Les muscles comme clé de survie dans un pays où le chômage reste très élevé ; Karim Khalil n’est pas le seul à faire le lien. Ceux qui le croisent le jalousent pour cette même raison : « Lorsque je l’ai vu, avec un si beau corps, j’ai pensé tout de suite que c’était quelqu’un qui avait réussi, qui est discipliné et probablement riche. Il fait des envieux », dit Milad, 16 ans, qui vient de tomber sur lui en se rendant à Gym Nation.

Une quarantaine d’adhérentes

Milad et ses amis aspirent à devenir comme lui, à afficher un corps bodybuildé. D’autant qu’être sportif et musclé est aussi la preuve que l’on n’a pas sombré dans la drogue, la toxicomanie étant l’un des plus gros fléaux d’Afghanistan. « Ici, on croise tout le temps des toxicomanes qui traînent dans les rues et qui dorment sous les ponts. Ils sont détestés et méprisés par la société, alors qu’un jeune qui fait du sport dégage de la fraîcheur, explique Javad Wardak. On se dit qu’il a une force de caractère. »
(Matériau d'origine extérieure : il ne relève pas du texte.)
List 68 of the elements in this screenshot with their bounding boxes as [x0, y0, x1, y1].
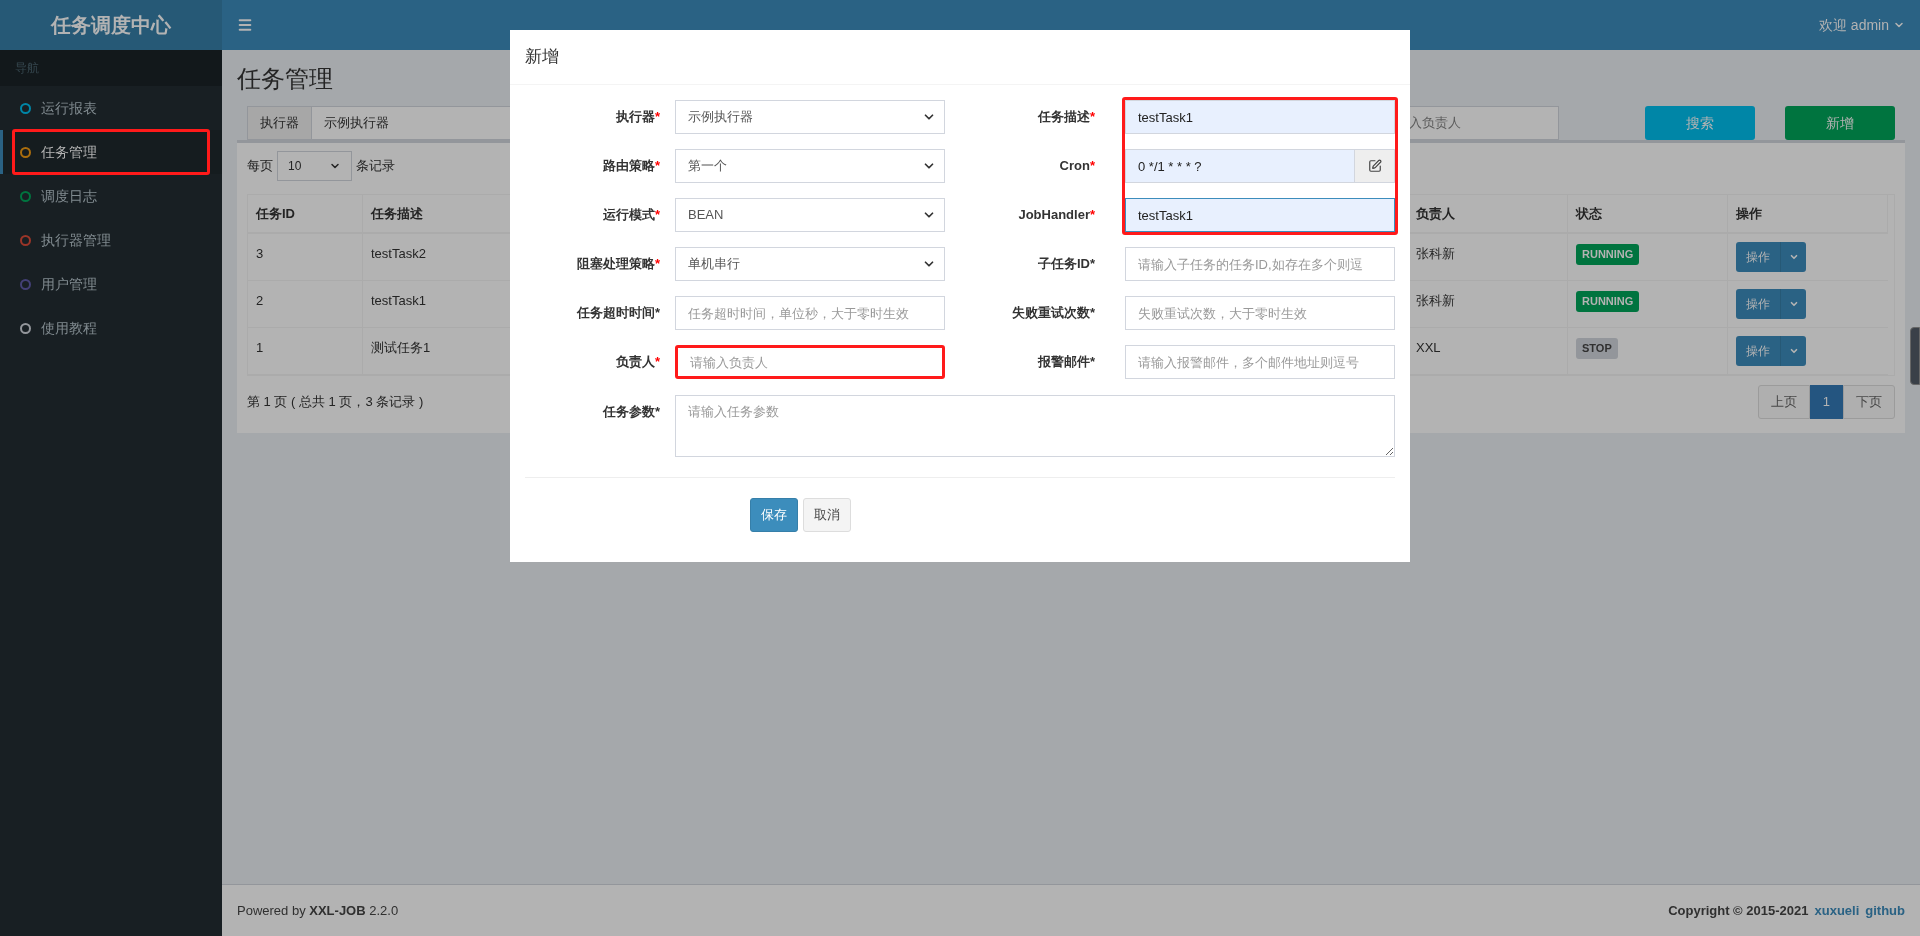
field-label: 阻塞处理策略* [575, 255, 661, 274]
edit-button[interactable] [1355, 149, 1395, 183]
pagination-button[interactable]: 1 [1809, 385, 1843, 419]
table-cell: 1 [248, 328, 363, 375]
status-badge: RUNNING [1576, 291, 1640, 312]
footer-link[interactable]: xuxueli [1814, 900, 1860, 921]
sidebar-item[interactable]: 运行报表 [0, 86, 222, 130]
input-field[interactable]: testTask1 [1125, 100, 1395, 134]
field-label: 子任务ID* [1036, 255, 1096, 274]
field-label: 任务描述* [1036, 108, 1096, 127]
page-title: 任务管理 [237, 65, 334, 92]
caret-icon [1788, 252, 1799, 262]
page-size-select[interactable]: 10 [277, 151, 352, 181]
dropdown-toggle[interactable] [1781, 289, 1806, 319]
field-label: 任务参数* [601, 403, 661, 422]
add-button[interactable]: 新增 [1785, 106, 1895, 140]
select-field[interactable]: 示例执行器 [675, 100, 945, 134]
action-button[interactable]: 操作 [1736, 289, 1781, 319]
select-field[interactable]: 单机串行 [675, 247, 945, 281]
field-label: 负责人* [614, 353, 661, 372]
page-summary: 第 1 页 ( 总共 1 页，3 条记录 ) [247, 393, 424, 412]
caret-icon [1788, 299, 1799, 309]
table-cell: 2 [248, 281, 363, 328]
pagination-button[interactable]: 上页 [1757, 385, 1810, 419]
user-menu[interactable]: 欢迎 admin [1818, 14, 1905, 36]
field-label: 运行模式* [601, 206, 661, 225]
status-badge: STOP [1576, 338, 1618, 359]
field-label: 任务超时时间* [575, 304, 661, 323]
field-label: 报警邮件* [1036, 353, 1096, 372]
executor-label: 执行器 [247, 106, 312, 140]
select-field[interactable]: BEAN [675, 198, 945, 232]
save-button[interactable]: 保存 [750, 498, 798, 532]
caret-icon [1788, 346, 1799, 356]
field-label: 失败重试次数* [1010, 304, 1096, 323]
action-button[interactable]: 操作 [1736, 336, 1781, 366]
sidebar-item[interactable]: 任务管理 [0, 130, 222, 174]
field-label: Cron* [1058, 157, 1096, 176]
dropdown-toggle[interactable] [1781, 336, 1806, 366]
input-field[interactable]: testTask1 [1125, 198, 1395, 232]
input-field[interactable]: 0 */1 * * * ? [1125, 149, 1355, 183]
sidebar-item[interactable]: 用户管理 [0, 262, 222, 306]
sidebar-item[interactable]: 调度日志 [0, 174, 222, 218]
field-label: 执行器* [614, 108, 661, 127]
dialog-title: 新增 [525, 46, 559, 69]
edit-icon [1367, 159, 1382, 173]
table-cell: 3 [248, 234, 363, 281]
column-header: 操作 [1728, 195, 1888, 234]
column-header: 任务ID [248, 195, 363, 234]
textarea-field[interactable]: 请输入任务参数 [675, 395, 1395, 457]
field-label: JobHandler* [1017, 206, 1096, 225]
side-handle[interactable] [1910, 327, 1920, 385]
menu-icon[interactable] [237, 17, 253, 33]
copyright-text: Copyright © 2015-2021 [1668, 901, 1809, 920]
status-badge: RUNNING [1576, 244, 1640, 265]
action-button[interactable]: 操作 [1736, 242, 1781, 272]
dropdown-toggle[interactable] [1781, 242, 1806, 272]
page-size-label: 每页 [247, 157, 273, 176]
footer-link[interactable]: github [1865, 900, 1905, 921]
field-label: 路由策略* [601, 157, 661, 176]
select-field[interactable]: 第一个 [675, 149, 945, 183]
sidebar-item[interactable]: 执行器管理 [0, 218, 222, 262]
column-header: 状态 [1568, 195, 1728, 234]
cancel-button[interactable]: 取消 [803, 498, 851, 532]
powered-by-text: Powered by XXL-JOB 2.2.0 [237, 901, 399, 920]
sidebar-item[interactable]: 使用教程 [0, 306, 222, 350]
page-size-label: 条记录 [356, 157, 395, 176]
input-field[interactable]: 请输入负责人 [675, 345, 945, 379]
pagination-button[interactable]: 下页 [1843, 385, 1895, 419]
« A l’époque où les talibans étaient au pouvoir, il n’y avait à Kaboul que cinq ou six clubs. Aujourd’hui, on compte entre 500 et 600 salles. » Osman Ghani, de Gym Nation

Chez Gym Nation, les hommes s’entraînent au sous-sol et les femmes, une quarantaine d’adhérentes, à l’étage. Certains se chauffent sur le tapis de course tandis que d’autres commencent d’emblée à soulever des haltères et des poids. Le propriétaire de la salle, Osman Ghani – qui n’a aucun lien de parenté avec le président afghan, Ashraf Ghani –, pratique le culturisme depuis 1999, deux ans avant que les ­talibans ne soient chassés du pouvoir par une coalition militaire ­menée par les Etats-Unis. « Les talibans n’étaient pas contre le culturisme à condition qu’on ne se rase pas la barbe. Mais, à l’époque, il n’y avait à Kaboul que cinq ou six clubs. Aujourd’hui, on compte entre 500 et 600 salles », ­déclare l’homme d’affaires de 35 ans. Issu d’une famille modeste, il ­détient aujourd’hui un autre club de sport à Kaboul.

Bon investissement

Les membres masculins de Gym Nation sont environ 150 et l’abonnement mensuel varie entre 800 afghanis pour faire de la musculation et 1 500 afghanis pour utiliser les équipements électriques, soit entre 9 et 18 euros. « L’électricité coûte cher ici, et les coupures sont assez fréquentes. Nous sommes obligés d’utiliser des générateurs », ­explique Osman Ghani pour justifier la différence de tarifs.

Même pour ceux qui ont les moyens, les abonnements représentent un budget, le salaire moyen s’élevant à 120 euros. Mais beaucoup considèrent cette dépense comme un bon investissement car une grande majorité d’Afghanes ne seraient pas indifférentes au charme d’un homme musclé. « J’avais déjà un beau corps à mon ­mariage. C’est l’une des raisons pour lesquelles j’ai plu à ma femme », affirme Javad Wardak. « Mais, au fil des ans, occupé par mon épouse et par notre enfant, je me suis un peu laissé aller. Si j’ai repris le culturisme, c’est à cause de ses railleries. Aujourd’hui, ma femme vante mon physique auprès de ses amies », s’amuse-t-il.

Karim Khalil et Osman Ghani sont tous deux titulaires du titre Mister Afghanistan, une compétition qui se tient tous les ans depuis 2002 et attire des centaines de bodybuildeurs venus de tout le pays. L’événement est très populaire. Mais pas question de choquer dans un pays traditionnel et islamique : la télévision afghane, qui retransmet la compétition, ne montre que le visage des vainqueurs, très brièvement, jamais leurs corps huilés en maillot de bain moulant.